Pub Date : 2024-10-01 Epub Date: 2024-02-05 DOI: 10.6339/24-jds1119
Na Bo, Yue Wei, Lang Zeng, Chaeryon Kang, Ying Ding

One crucial aspect of precision medicine is to allow physicians to recommend the most suitable treatment for their patients. This requires understanding the treatment heterogeneity from a patient-centric view, quantified by estimating the individualized treatment effect (ITE). With a large amount of genetics data and medical factors being collected, a complete picture of individuals' characteristics is forming, which provides more opportunities to accurately estimate ITE. Recent development using machine learning methods within the counterfactual outcome framework shows excellent potential in analyzing such data. In this research, we propose to extend meta-learning approaches to estimate individualized treatment effects with survival outcomes. Two meta-learning algorithms are considered, T-learner and X-learner, each combined with three types of machine learning methods: random survival forest, Bayesian accelerated failure time model and survival neural network. We examine the performance of the proposed methods and provide practical guidelines for their application in randomized clinical trials (RCTs). Moreover, we propose to use the Boruta algorithm to identify risk factors that contribute to treatment heterogeneity based on ITE estimates. The finite sample performances of these methods are compared through extensive simulations under different randomization designs. The proposed approach is applied to a large RCT of eye disease, namely, age-related macular degeneration (AMD), to estimate the ITE on delaying time-to-AMD progression and to make individualized treatment recommendations.

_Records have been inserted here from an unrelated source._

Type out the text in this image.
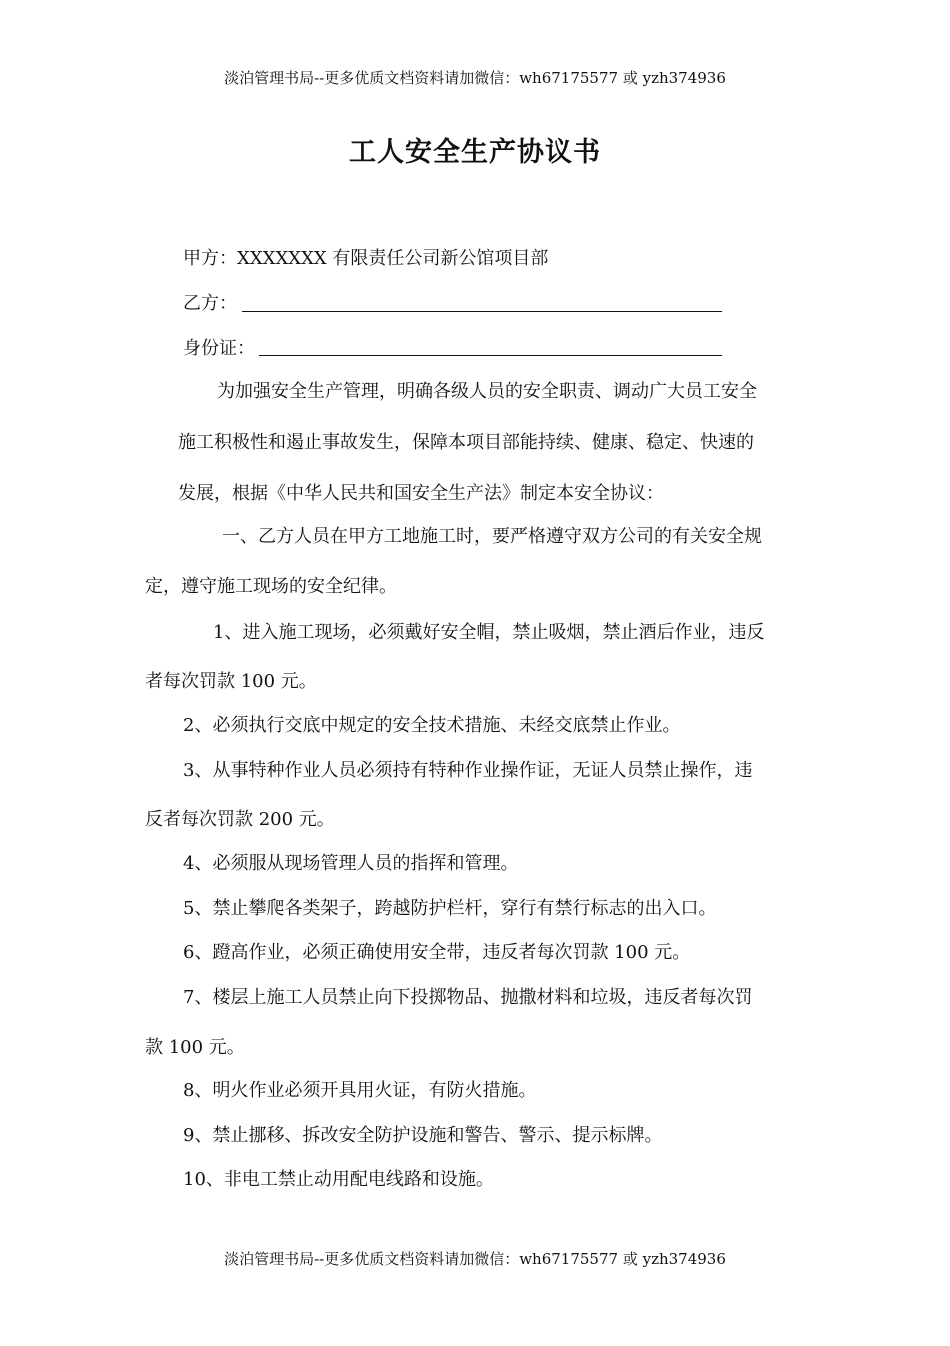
淡泊管理书局--更多优质文档资料请加微信：wh67175577 或 yzh374936
工人安全生产协议书
甲方：XXXXXXX 有限责任公司新公馆项目部
乙方：
身份证：
为加强安全生产管理，明确各级人员的安全职责、调动广大员工安全
施工积极性和遏止事故发生，保障本项目部能持续、健康、稳定、快速的
发展，根据《中华人民共和国安全生产法》制定本安全协议：
一、乙方人员在甲方工地施工时，要严格遵守双方公司的有关安全规
定，遵守施工现场的安全纪律。
1、进入施工现场，必须戴好安全帽，禁止吸烟，禁止酒后作业，违反
者每次罚款 100 元。
2、必须执行交底中规定的安全技术措施、未经交底禁止作业。
3、从事特种作业人员必须持有特种作业操作证，无证人员禁止操作，违
反者每次罚款 200 元。
4、必须服从现场管理人员的指挥和管理。
5、禁止攀爬各类架子，跨越防护栏杆，穿行有禁行标志的出入口。
6、蹬高作业，必须正确使用安全带，违反者每次罚款 100 元。
7、楼层上施工人员禁止向下投掷物品、抛撒材料和垃圾，违反者每次罚
款 100 元。
8、明火作业必须开具用火证，有防火措施。
9、禁止挪移、拆改安全防护设施和警告、警示、提示标牌。
10、非电工禁止动用配电线路和设施。
淡泊管理书局--更多优质文档资料请加微信：wh67175577 或 yzh374936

精准医疗的一个关键方面是允许医生为他们的病人推荐最合适的治疗方法。这需要从以患者为中心的角度来理解治疗的异质性,并通过估计个体化治疗效果(ITE)来量化。随着大量的遗传学数据和医学因素的收集,一个完整的个体特征正在形成,这为准确估计ITE提供了更多的机会。最近在反事实结果框架内使用机器学习方法的发展在分析此类数据方面显示出极好的潜力。在这项研究中,我们建议扩展元学习方法,以评估个性化治疗效果和生存结果。本文考虑了t -学习者和x -学习者两种元学习算法,每种算法都结合了三种机器学习方法:随机生存森林、贝叶斯加速失效时间模型和生存神经网络。我们检查了所提出的方法的性能,并为其在随机临床试验(rct)中的应用提供了实用指南。此外,我们建议使用Boruta算法来识别基于ITE估计的导致治疗异质性的风险因素。在不同的随机化设计下,通过大量的模拟比较了这些方法的有限样本性能。该方法应用于一项大型眼病随机对照试验,即年龄相关性黄斑变性(AMD),以估计延迟AMD进展时间的ITE,并提出个体化治疗建议。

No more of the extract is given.